The loopy plot involves Surya (played with panache by debutant Abhimanyu Dassani), the man who feels no pain because of a congenital condition. His grandfather (Mahesh Manjrekar in a character role with the emphasis on character) decides exposing Surya to the concept of pain can come through watching martial arts movies, of the Hong Kong vintage, when Bruce Lee mowed down armies of opponents. And he offers plenty of pop philosophy (or is that grandpop philosophy), including the advice that the secret to success is staying hydrated. Plug in the separation from his childhood sweetheart (played with impressive verve by another newcomer Radhika Madan). And there's the one-legged karate master battling the “psychotic villain", his evil gangland don twin who has a deadly arsenal of one-liners (a double dose of the excellent Gulshan Devaiah), and there are plenty of masala ingredients, which Bala mashes up to create quite a dish.
He never quite stops stirring the pot. The martial arts action harks back, by design, to those days of VHS videos featuring all those fists of fury, and sometimes, the choreographed carnage is in the way of a Rajnikanth rampage. In fact, the multiple scenes of fighting that inhabit the film don't ever appear too much, simply because Bala infuses the kickass with slapstick.

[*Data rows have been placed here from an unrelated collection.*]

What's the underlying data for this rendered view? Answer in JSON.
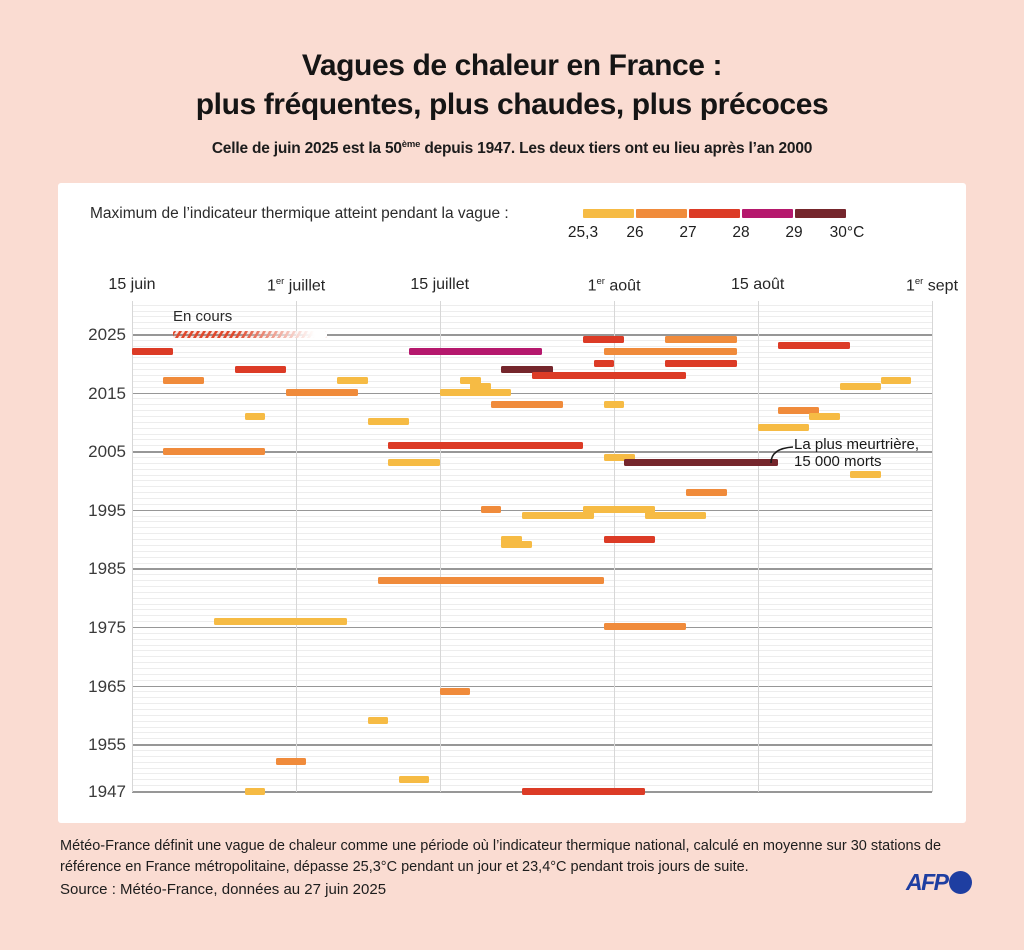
{
  "title": {
    "line1": "Vagues de chaleur en France :",
    "line2": "plus fréquentes, plus chaudes, plus précoces"
  },
  "subtitle_parts": [
    "Celle de juin 2025 est la 50",
    "^ème",
    " depuis 1947. Les deux tiers ont eu lieu après l’an 2000"
  ],
  "legend": {
    "label": "Maximum de l’indicateur thermique atteint pendant la vague :",
    "ticks": [
      "25,3",
      "26",
      "27",
      "28",
      "29",
      "30°C"
    ]
  },
  "annotations": {
    "en_cours": "En cours",
    "deadliest_line1": "La plus meurtrière,",
    "deadliest_line2": "15 000 morts"
  },
  "footer": {
    "definition": "Météo-France définit une vague de chaleur comme une période où l’indicateur thermique national, calculé en moyenne sur 30 stations de référence en France métropolitaine, dépasse 25,3°C pendant un jour et 23,4°C pendant trois jours de suite.",
    "source": "Source : Météo-France, données au 27 juin 2025",
    "afp_label": "AFP"
  },
  "colors": {
    "background": "#FADCD2",
    "card": "#FFFFFF",
    "afp_blue": "#1E3EA1",
    "hatch_red": "#E0492D"
  },
  "chart_data": {
    "type": "gantt-timeline",
    "x_axis_note": "dates from 15 June to 1 September",
    "x_ticks": [
      {
        "parts": [
          "15 juin"
        ],
        "date": [
          6,
          15
        ]
      },
      {
        "parts": [
          "1",
          "^er",
          " juillet"
        ],
        "date": [
          7,
          1
        ]
      },
      {
        "parts": [
          "15 juillet"
        ],
        "date": [
          7,
          15
        ]
      },
      {
        "parts": [
          "1",
          "^er",
          " août"
        ],
        "date": [
          8,
          1
        ]
      },
      {
        "parts": [
          "15 août"
        ],
        "date": [
          8,
          15
        ]
      },
      {
        "parts": [
          "1",
          "^er",
          " sept"
        ],
        "date": [
          9,
          1
        ]
      }
    ],
    "y_ticks": [
      2025,
      2015,
      2005,
      1995,
      1985,
      1975,
      1965,
      1955,
      1947
    ],
    "y_range": [
      1947,
      2025
    ],
    "levels": {
      "25,3-26": "#F6BB44",
      "26-27": "#F08B3B",
      "27-28": "#DC3B26",
      "28-29": "#B5186D",
      "29-30": "#75262C"
    },
    "bars": [
      {
        "year": 2025,
        "start": [
          6,
          19
        ],
        "end": [
          6,
          27
        ],
        "level": "27-28",
        "hatched": true,
        "fade_end": [
          7,
          4
        ],
        "note": "En cours"
      },
      {
        "year": 2024,
        "start": [
          7,
          29
        ],
        "end": [
          8,
          2
        ],
        "level": "27-28"
      },
      {
        "year": 2024,
        "start": [
          8,
          6
        ],
        "end": [
          8,
          13
        ],
        "level": "26-27"
      },
      {
        "year": 2023,
        "start": [
          8,
          17
        ],
        "end": [
          8,
          24
        ],
        "level": "27-28"
      },
      {
        "year": 2022,
        "start": [
          6,
          15
        ],
        "end": [
          6,
          19
        ],
        "level": "27-28"
      },
      {
        "year": 2022,
        "start": [
          7,
          12
        ],
        "end": [
          7,
          25
        ],
        "level": "28-29"
      },
      {
        "year": 2022,
        "start": [
          7,
          31
        ],
        "end": [
          8,
          13
        ],
        "level": "26-27"
      },
      {
        "year": 2020,
        "start": [
          7,
          30
        ],
        "end": [
          8,
          1
        ],
        "level": "27-28"
      },
      {
        "year": 2020,
        "start": [
          8,
          6
        ],
        "end": [
          8,
          13
        ],
        "level": "27-28"
      },
      {
        "year": 2019,
        "start": [
          6,
          25
        ],
        "end": [
          6,
          30
        ],
        "level": "27-28"
      },
      {
        "year": 2019,
        "start": [
          7,
          21
        ],
        "end": [
          7,
          26
        ],
        "level": "29-30"
      },
      {
        "year": 2018,
        "start": [
          7,
          24
        ],
        "end": [
          8,
          8
        ],
        "level": "27-28"
      },
      {
        "year": 2017,
        "start": [
          6,
          18
        ],
        "end": [
          6,
          22
        ],
        "level": "26-27"
      },
      {
        "year": 2017,
        "start": [
          7,
          5
        ],
        "end": [
          7,
          8
        ],
        "level": "25,3-26"
      },
      {
        "year": 2017,
        "start": [
          7,
          17
        ],
        "end": [
          7,
          19
        ],
        "level": "25,3-26"
      },
      {
        "year": 2017,
        "start": [
          8,
          27
        ],
        "end": [
          8,
          30
        ],
        "level": "25,3-26"
      },
      {
        "year": 2016,
        "start": [
          7,
          18
        ],
        "end": [
          7,
          20
        ],
        "level": "25,3-26"
      },
      {
        "year": 2016,
        "start": [
          8,
          23
        ],
        "end": [
          8,
          27
        ],
        "level": "25,3-26"
      },
      {
        "year": 2015,
        "start": [
          6,
          30
        ],
        "end": [
          7,
          7
        ],
        "level": "26-27"
      },
      {
        "year": 2015,
        "start": [
          7,
          15
        ],
        "end": [
          7,
          22
        ],
        "level": "25,3-26"
      },
      {
        "year": 2013,
        "start": [
          7,
          20
        ],
        "end": [
          7,
          27
        ],
        "level": "26-27"
      },
      {
        "year": 2013,
        "start": [
          7,
          31
        ],
        "end": [
          8,
          2
        ],
        "level": "25,3-26"
      },
      {
        "year": 2012,
        "start": [
          8,
          17
        ],
        "end": [
          8,
          21
        ],
        "level": "26-27"
      },
      {
        "year": 2011,
        "start": [
          6,
          26
        ],
        "end": [
          6,
          28
        ],
        "level": "25,3-26"
      },
      {
        "year": 2011,
        "start": [
          8,
          20
        ],
        "end": [
          8,
          23
        ],
        "level": "25,3-26"
      },
      {
        "year": 2010,
        "start": [
          7,
          8
        ],
        "end": [
          7,
          12
        ],
        "level": "25,3-26"
      },
      {
        "year": 2009,
        "start": [
          8,
          15
        ],
        "end": [
          8,
          20
        ],
        "level": "25,3-26"
      },
      {
        "year": 2006,
        "start": [
          7,
          10
        ],
        "end": [
          7,
          29
        ],
        "level": "27-28"
      },
      {
        "year": 2005,
        "start": [
          6,
          18
        ],
        "end": [
          6,
          28
        ],
        "level": "26-27"
      },
      {
        "year": 2004,
        "start": [
          7,
          31
        ],
        "end": [
          8,
          3
        ],
        "level": "25,3-26"
      },
      {
        "year": 2003,
        "start": [
          7,
          10
        ],
        "end": [
          7,
          15
        ],
        "level": "25,3-26"
      },
      {
        "year": 2003,
        "start": [
          8,
          2
        ],
        "end": [
          8,
          17
        ],
        "level": "29-30",
        "annotation": "deadliest"
      },
      {
        "year": 2001,
        "start": [
          8,
          24
        ],
        "end": [
          8,
          27
        ],
        "level": "25,3-26"
      },
      {
        "year": 1998,
        "start": [
          8,
          8
        ],
        "end": [
          8,
          12
        ],
        "level": "26-27"
      },
      {
        "year": 1995,
        "start": [
          7,
          19
        ],
        "end": [
          7,
          21
        ],
        "level": "26-27"
      },
      {
        "year": 1995,
        "start": [
          7,
          29
        ],
        "end": [
          8,
          5
        ],
        "level": "25,3-26"
      },
      {
        "year": 1994,
        "start": [
          7,
          23
        ],
        "end": [
          7,
          30
        ],
        "level": "25,3-26"
      },
      {
        "year": 1994,
        "start": [
          8,
          4
        ],
        "end": [
          8,
          10
        ],
        "level": "25,3-26"
      },
      {
        "year": 1990,
        "start": [
          7,
          21
        ],
        "end": [
          7,
          23
        ],
        "level": "25,3-26"
      },
      {
        "year": 1990,
        "start": [
          7,
          31
        ],
        "end": [
          8,
          5
        ],
        "level": "27-28"
      },
      {
        "year": 1989,
        "start": [
          7,
          21
        ],
        "end": [
          7,
          24
        ],
        "level": "25,3-26"
      },
      {
        "year": 1983,
        "start": [
          7,
          9
        ],
        "end": [
          7,
          31
        ],
        "level": "26-27"
      },
      {
        "year": 1976,
        "start": [
          6,
          23
        ],
        "end": [
          7,
          6
        ],
        "level": "25,3-26"
      },
      {
        "year": 1975,
        "start": [
          7,
          31
        ],
        "end": [
          8,
          8
        ],
        "level": "26-27"
      },
      {
        "year": 1964,
        "start": [
          7,
          15
        ],
        "end": [
          7,
          18
        ],
        "level": "26-27"
      },
      {
        "year": 1959,
        "start": [
          7,
          8
        ],
        "end": [
          7,
          10
        ],
        "level": "25,3-26"
      },
      {
        "year": 1952,
        "start": [
          6,
          29
        ],
        "end": [
          7,
          2
        ],
        "level": "26-27"
      },
      {
        "year": 1949,
        "start": [
          7,
          11
        ],
        "end": [
          7,
          14
        ],
        "level": "25,3-26"
      },
      {
        "year": 1947,
        "start": [
          6,
          26
        ],
        "end": [
          6,
          28
        ],
        "level": "25,3-26"
      },
      {
        "year": 1947,
        "start": [
          7,
          23
        ],
        "end": [
          8,
          4
        ],
        "level": "27-28"
      }
    ]
  }
}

Mard Ko Dard Nahin Hota, the title itself a nod to Amitabh Bachchan’s 1985 action superhit Mard, is the finest, and funniest Bollywood production in recent years to have wound its way to a Toronto bow. And as its opening show ended around 2.30 am and the director and cast appeared on stage for a Q&A, they received the sort of standing ovation that is not necessarily the norm even for a receptive TIFF crowd. Just to be clear, South Asians formed a small percentage of those numbers. And what may have thrilled Bala even more were the screams from the seats for a sequel. No surprise really, for Vasan Bala has delivered a film that packs a kick and tickles the ribs.